A nice equation with the floor function

[Gp7417]

Hi all!
I should solve the following equation involving the ceil or floor function:
$$x \cdot \lceil x \cdot \lceil x \rceil \rceil = 82$$
I have found just one solution 41/9, but I have no idea about how finding the other solutions.
Thanks you in advance!

 

[jbriggs444]

I should solve the following equation involving the ceil or floor function:
$$x \cdot \lceil x \cdot \lceil x \rceil \rceil = 82$$
I have found just one solution 41/9, but I have no idea about how finding the other solutions.

What convinces you that there are other solutions?

 

[mfb]

Can the expression stay the same or decrease if you increase x?
Can the expression stay the same or increase if you decrease x?

 

[Gp7417]

What convinces you that there are other solutions?

The problem says: 'Find all possibile solutions'. I find this solution numerically.

Can the expression stay the same or decrease if you increase x?
Can the expression stay the same or increase if you decrease x?

The expression must be the same.

 

[mfb]

The expression must be the same.

Right, so can this be possible with a different x?

The problem says: 'Find all possibile solutions'.

That does not tell you how many solutions there are.

 

[Gp7417]

I propose this solution, check it out!
We must find solution on the positive real axis.
Let be $x= n + \delta$, where $n$ is the integer part and $\delta$ is the fractional part with $0 \leq \delta < 1$.
Given that $x \lfloor x \lfloor x \rfloor \rfloor=82$ and $x \lfloor x \lfloor x \rfloor \rfloor \leq x^3$ , we get $x \geq 82^{\frac{1}{3}} \approx 4.344$. Therefore $n \geq 4$.
If 5 is not solution the equation, then every number greater than 5 are not solutions.
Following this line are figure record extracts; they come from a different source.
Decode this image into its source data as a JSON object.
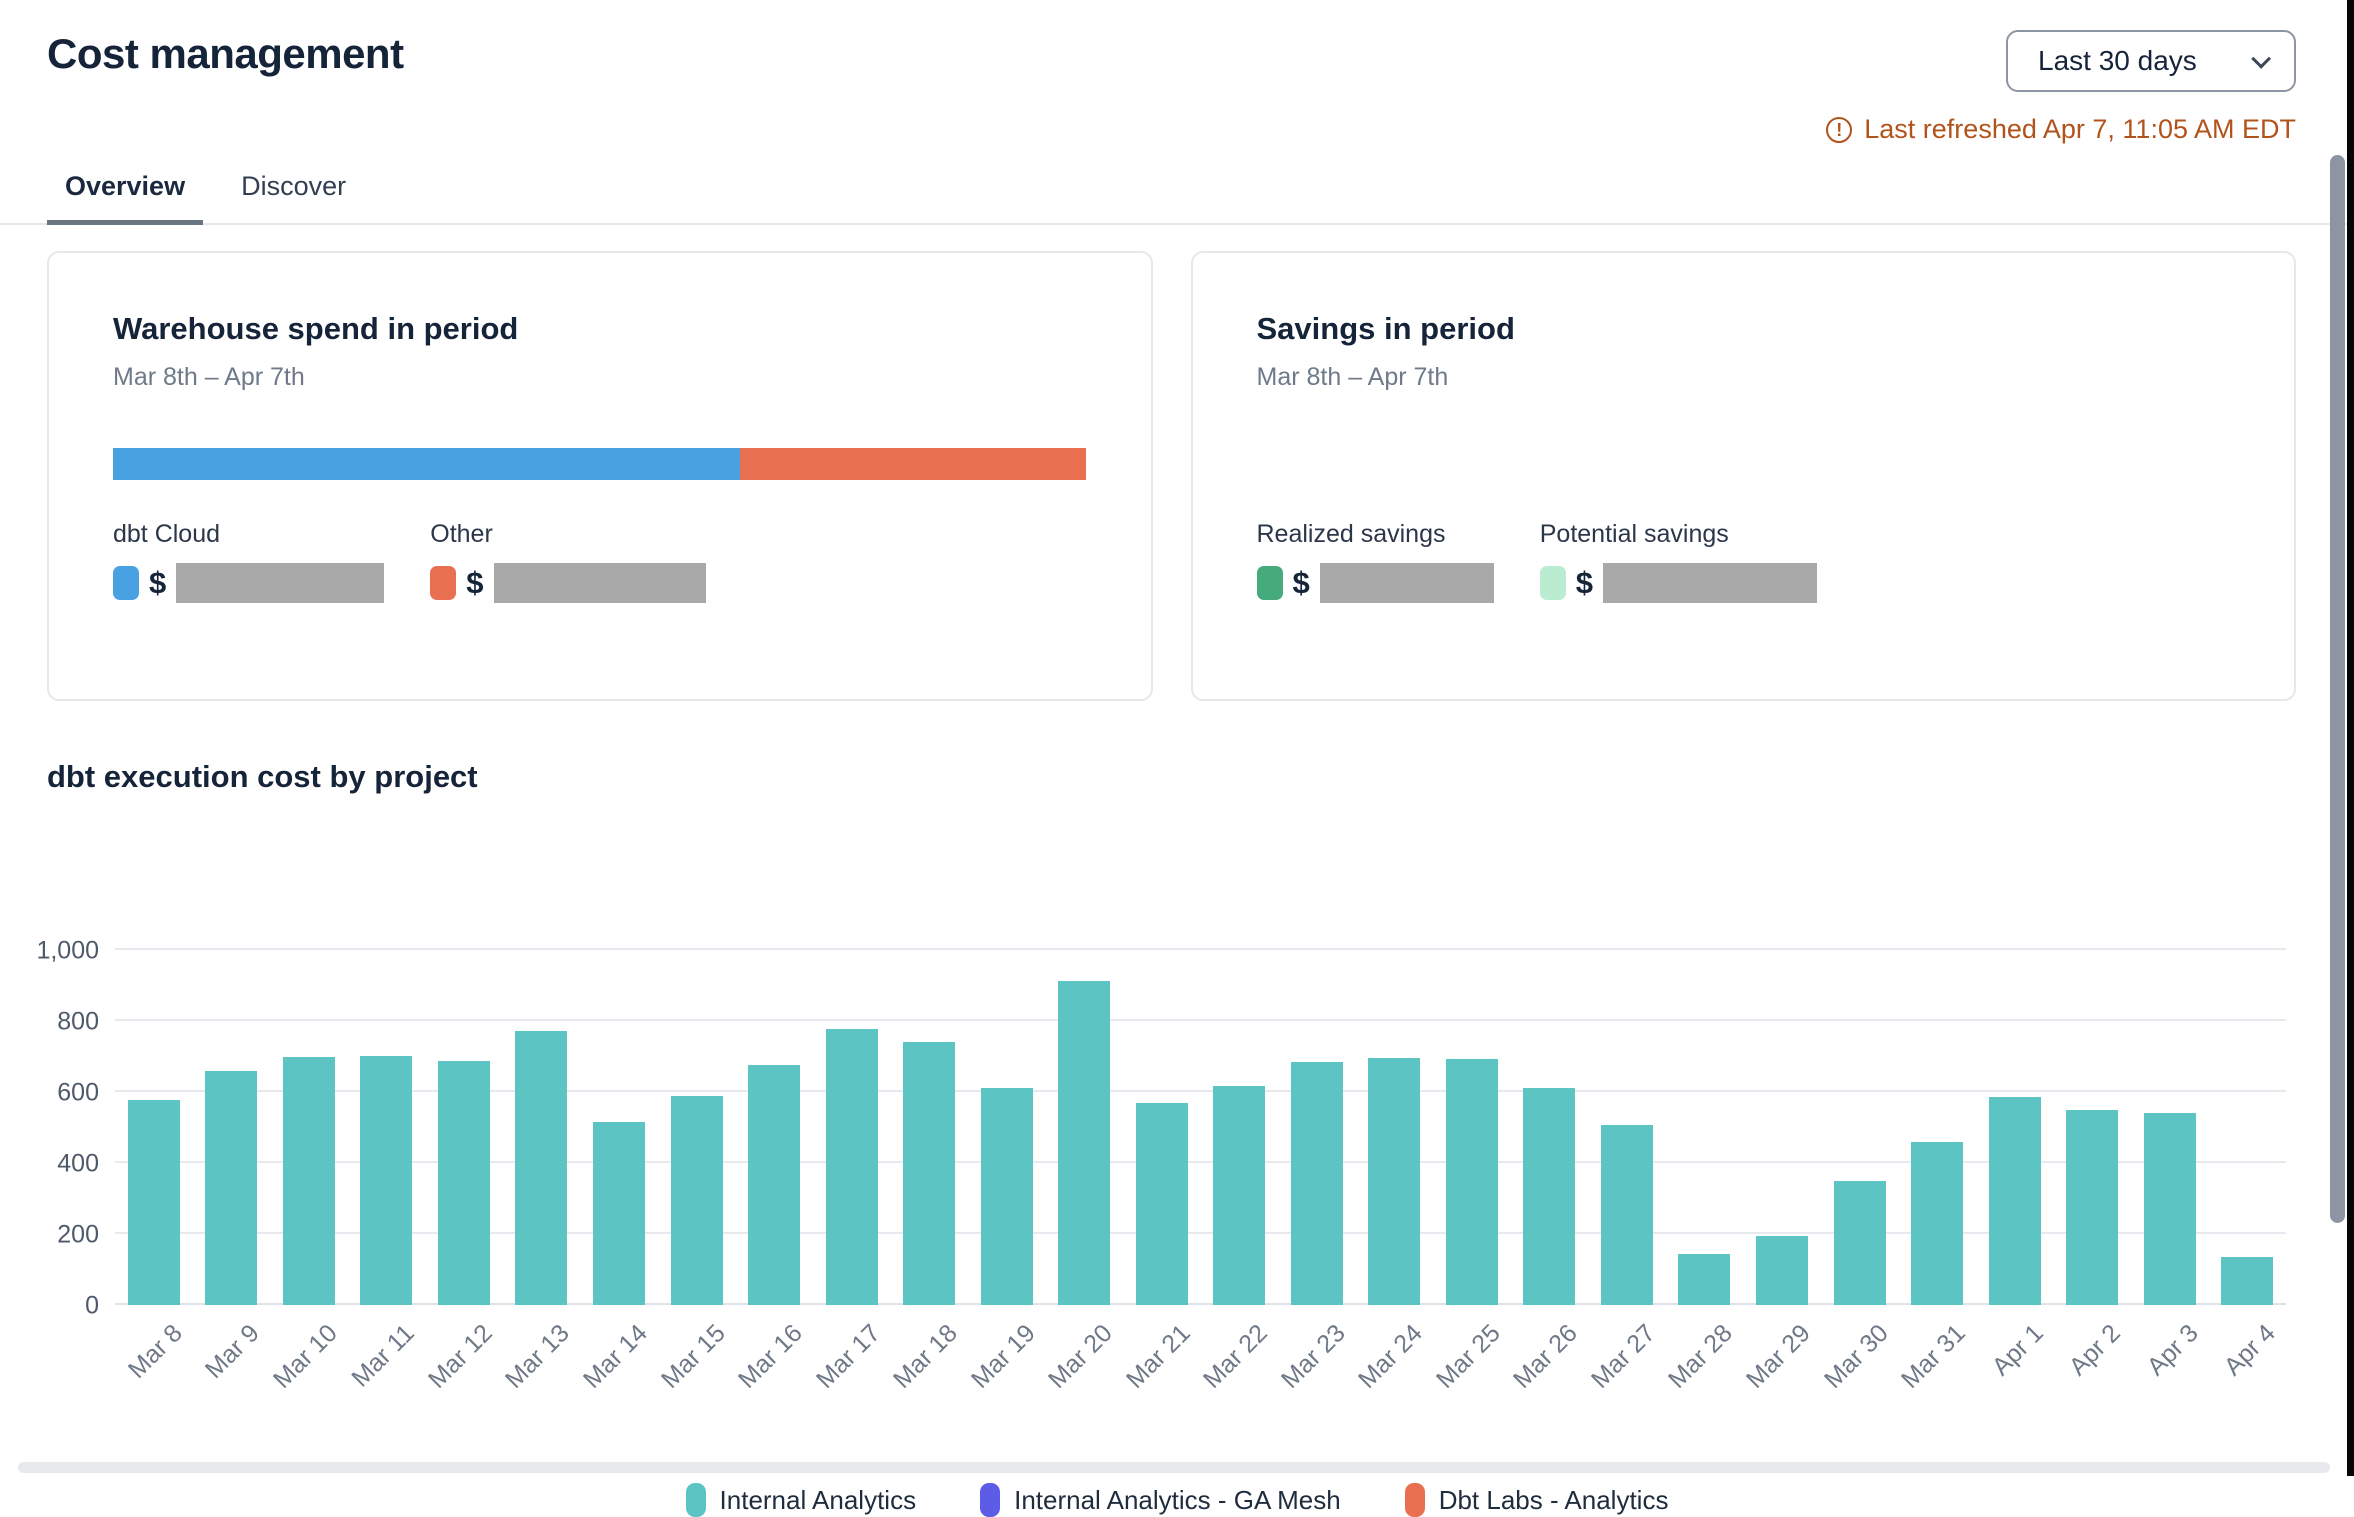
{
  "header": {
    "title": "Cost management",
    "tabs": [
      {
        "label": "Overview",
        "active": true
      },
      {
        "label": "Discover",
        "active": false
      }
    ],
    "date_range_selected": "Last 30 days",
    "refresh_icon": "!",
    "last_refreshed": "Last refreshed Apr 7, 11:05 AM EDT",
    "refresh_color": "#b2531c"
  },
  "cards": {
    "warehouse_spend": {
      "title": "Warehouse spend in period",
      "subtitle": "Mar 8th – Apr 7th",
      "stacked_bar_segments": [
        {
          "label": "dbt Cloud",
          "color": "#4aa1e2",
          "percent": 64.4
        },
        {
          "label": "Other",
          "color": "#e86f50",
          "percent": 35.6
        }
      ],
      "legend": [
        {
          "label": "dbt Cloud",
          "color": "#4aa1e2",
          "value_prefix": "$",
          "value_redacted": true
        },
        {
          "label": "Other",
          "color": "#e86f50",
          "value_prefix": "$",
          "value_redacted": true
        }
      ]
    },
    "savings": {
      "title": "Savings in period",
      "subtitle": "Mar 8th – Apr 7th",
      "legend": [
        {
          "label": "Realized savings",
          "color": "#46ab7c",
          "value_prefix": "$",
          "value_redacted": true
        },
        {
          "label": "Potential savings",
          "color": "#b9ecd1",
          "value_prefix": "$",
          "value_redacted": true
        }
      ]
    }
  },
  "chart_section": {
    "title": "dbt execution cost by project"
  },
  "chart_data": {
    "type": "bar",
    "title": "dbt execution cost by project",
    "categories": [
      "Mar 8",
      "Mar 9",
      "Mar 10",
      "Mar 11",
      "Mar 12",
      "Mar 13",
      "Mar 14",
      "Mar 15",
      "Mar 16",
      "Mar 17",
      "Mar 18",
      "Mar 19",
      "Mar 20",
      "Mar 21",
      "Mar 22",
      "Mar 23",
      "Mar 24",
      "Mar 25",
      "Mar 26",
      "Mar 27",
      "Mar 28",
      "Mar 29",
      "Mar 30",
      "Mar 31",
      "Apr 1",
      "Apr 2",
      "Apr 3",
      "Apr 4"
    ],
    "series": [
      {
        "name": "Internal Analytics",
        "color": "#5dc4c4",
        "values": [
          578,
          658,
          698,
          702,
          688,
          772,
          515,
          590,
          677,
          778,
          740,
          612,
          913,
          570,
          616,
          684,
          697,
          694,
          611,
          508,
          144,
          194,
          348,
          460,
          585,
          548,
          541,
          135
        ]
      }
    ],
    "legend_entries": [
      {
        "name": "Internal Analytics",
        "color": "#5dc4c4"
      },
      {
        "name": "Internal Analytics - GA Mesh",
        "color": "#5c5ce6"
      },
      {
        "name": "Dbt Labs - Analytics",
        "color": "#e86f50"
      }
    ],
    "xlabel": "",
    "ylabel": "",
    "ylim": [
      0,
      1000
    ],
    "yticks": [
      0,
      200,
      400,
      600,
      800,
      1000
    ],
    "grid": true,
    "legend_position": "bottom"
  }
}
Therefore $n=4$.
With the previous statements, the equation becames:
$(4+\delta)\cdot \lfloor 16+4\delta \rfloor=82$
This equation is equivalent to the following equations:
$0 \leq \delta < 1/4$ and $(4+\delta)\cdot(16+0)=82$
$1/4 \leq \delta < 2/4$ and $(4+\delta)\cdot(16+1)=82$
$2/4 \leq \delta < 3/4$ and $(4+\delta)\cdot(16+2)=82$
$3/4 \leq \delta < 4/4$ and $(4+\delta)\cdot(16+3)=82$
Only the third equation admits a solution that is $\delta=5/9$.

 

[fresh_42]

What I don't understand here is why there is a solution at all?
Obviously x has to be between 4 and 5, excluding 4 and 5. So the inner ceiling is 5 and the outer at least 21. But four times twenty-one is already 84.

 

[mfb]

You write the ceil function and then derive things for the floor function? For the floor function that works.

So the inner ceiling is 5 and the outer at least 21.

See the floor/ceil mixup.

 

[fresh_42]

$$x \cdot \lceil x \cdot \lceil x \rceil \rceil = 82$$

See the floor/ceil mixup.

Which mix?
(https://en.wikipedia.org/wiki/Floor_and_ceiling_functions#Definition_and_properties)

 

[Gp7417]

With $\lceil x \rceil$ I want to denote the floor function of $x$.

 

[SammyS]

With $\lceil x \rceil$ I want to denote the floor function of $x$.

That's how to denote the ceiling function.

Use lfloor and rfloor for the floor function. $\ \lfloor x \rfloor$

 

[Ray Vickson]

The problem says: 'Find all possibile solutions'. I find this solution numerically.

The expression must be the same.

No. The function $f(x) = x \lfloor x \lfloor x \rfloor \rfloor$ is strictly increasing in $x$, sometimes linearly and sometimes through a jump discontinuity.
To see this, let $x = n + r$ where $n \geq 0$ is an integer and $0 \leq r < 1$. Then the inner floor function is $\lfloor n + r \rfloor = n$, so
$$f(n+r) = (n+r) \lfloor (n+r)n \rfloor$$
The function $g(n,r) = \lfloor (n+r)n \rfloor$ is positve and nondecreasing in $n$ and $r$, so $f(n+r) = (n+r) g(n,r)$ is strictly increasing.

That means that $f(x) = 82$ has at most one root.